Мне повезло со второй жизнью, но я все же не бессмертен. Допустим, получу я этот участок на Рублёвке, оформлю на семью, а меня через полгода после этого машина собьет насмерть? А потом придут девяностые. И новые русские, сколотив состояния на крови и подставах, почему-то решат, что Рублевка лучшее место в стране для жизни. Неизбежно однажды и к Галие с сыновьями зайдут посланцы криминала с предложением-требованием продать участок под элитную застройку. А советчиками у нее в этом опросе будут Загит, Марат и Ахмад. Достаточно прямые люди, которые вряд ли быстро сориентируются в резко изменившейся ситуации и поймут, что никакого закона в стране больше нет… Посоветуют ей отказаться от такого предложения, выяснив, что на самом деле цены сейчас на Рублевке намного выше, и тогда в ход у криминала пойдут совсем другие аргументы… У них же задача купить дешево и продать дорого, и нет никаких проблем утопить целую семью в ближайшем болоте, если она уперлась и не хочет продавать по-хорошему…

Нет уж, такое сомнительное наследство оставлять мне совсем неохота.
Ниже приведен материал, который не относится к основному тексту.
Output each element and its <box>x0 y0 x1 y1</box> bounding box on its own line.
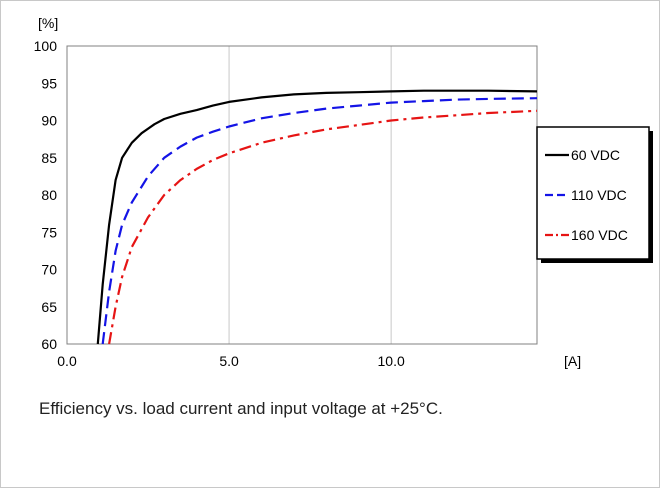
series-line-0 <box>96 89 538 345</box>
efficiency-chart: 60 65 70 75 80 85 90 95 100 0.0 5.0 10.0 [%] [A] 6… <box>34 15 653 369</box>
y-tick-label: 65 <box>41 299 57 315</box>
legend: 60 VDC 110 VDC 160 VDC <box>536 126 653 263</box>
x-tick-labels: 0.0 5.0 10.0 <box>57 353 405 369</box>
y-tick-label: 80 <box>41 187 57 203</box>
legend-label-1: 110 VDC <box>571 187 627 203</box>
y-tick-label: 90 <box>41 113 57 129</box>
y-tick-label: 75 <box>41 224 57 240</box>
y-tick-label: 60 <box>41 336 57 352</box>
series-line-2 <box>108 109 538 345</box>
y-tick-label: 100 <box>34 38 58 54</box>
x-tick-label: 5.0 <box>219 353 239 369</box>
y-axis-label: [%] <box>38 15 58 31</box>
legend-items: 60 VDC 110 VDC 160 VDC <box>545 147 628 243</box>
y-tick-labels: 60 65 70 75 80 85 90 95 100 <box>34 38 58 352</box>
y-tick-label: 95 <box>41 75 57 91</box>
series-layer <box>96 89 538 345</box>
y-tick-label: 70 <box>41 262 57 278</box>
legend-label-0: 60 VDC <box>571 147 620 163</box>
x-axis-label: [A] <box>564 353 581 369</box>
series-line-1 <box>101 97 538 345</box>
x-tick-label: 10.0 <box>378 353 405 369</box>
y-tick-label: 85 <box>41 150 57 166</box>
legend-label-2: 160 VDC <box>571 227 628 243</box>
x-tick-label: 0.0 <box>57 353 77 369</box>
figure-caption: Efficiency vs. load current and input vo… <box>39 399 443 418</box>
grid-layer <box>228 46 392 344</box>
legend-box <box>536 126 650 260</box>
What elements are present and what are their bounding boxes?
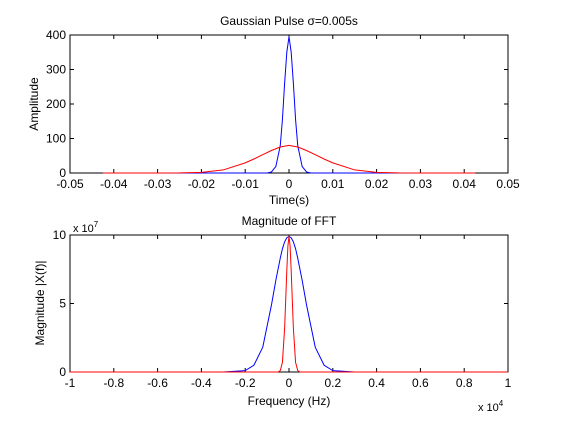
bottom-x-tick-label: 0.2: [324, 376, 341, 390]
top-x-tick-label: -0.02: [188, 177, 216, 191]
frequency-domain-subplot: Magnitude of FFT Frequency (Hz) Magnitud…: [33, 214, 512, 414]
bottom-y-tick-label: 5: [59, 297, 66, 311]
top-x-tick-label: 0.05: [496, 177, 520, 191]
top-x-axis-label: Time(s): [269, 193, 309, 207]
top-x-tick-label: -0.01: [232, 177, 260, 191]
bottom-x-tick-label: -0.4: [191, 376, 212, 390]
bottom-y-multiplier: x 107: [73, 220, 99, 235]
bottom-chart-title: Magnitude of FFT: [242, 214, 337, 228]
time-domain-subplot: Gaussian Pulse σ=0.005s Time(s) Amplitud…: [27, 14, 520, 207]
top-axes-box: [69, 34, 509, 174]
top-y-tick-label: 300: [46, 63, 66, 77]
top-y-tick-label: 400: [46, 28, 66, 42]
bottom-x-axis-label: Frequency (Hz): [248, 394, 331, 408]
top-y-tick-label: 0: [59, 166, 66, 180]
bottom-x-tick-label: -0.8: [103, 376, 124, 390]
top-x-tick-label: -0.04: [100, 177, 128, 191]
bottom-plot-lines: [70, 235, 508, 373]
bottom-y-tick-label: 0: [59, 365, 66, 379]
bottom-x-tick-label: 0.8: [456, 376, 473, 390]
bottom-x-tick-label: 0: [286, 376, 293, 390]
bottom-x-tick-label: 0.4: [368, 376, 385, 390]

Ну ее, эту Рублевку… Так что надо доставать карту и долго думать – где именно я хочу эту самую дачу строить.

***

Болгария, Солнечный берег.

Любомир встал пораньше и тщательно приводил себя в порядок. Вчерашний день вышел суматошным. С самого утра, даже позавтракать не успев, чтобы не ехать по самой жаре, пришлось везти всю группу в студию научно-популярных и документальных фильмов в Софию, где они и пробыли весь день до самого вечера. Кормили там хорошо, конечно, но он устал переводить все эти разговоры о сотрудничестве. Сосед по номеру еще спал, так что можно было спокойно занять ванную комнату, не беспокоясь, что кто-то начнет ломиться. Надо сегодня быть во всеоружии, думал Любомир, вспоминая новую знакомую из подшефной ему группы.

– Галия, какое необычное имя, – думал с предвкушающей улыбкой он, – и какая потрясающе красивая женщина. Вот достойная цель для меня.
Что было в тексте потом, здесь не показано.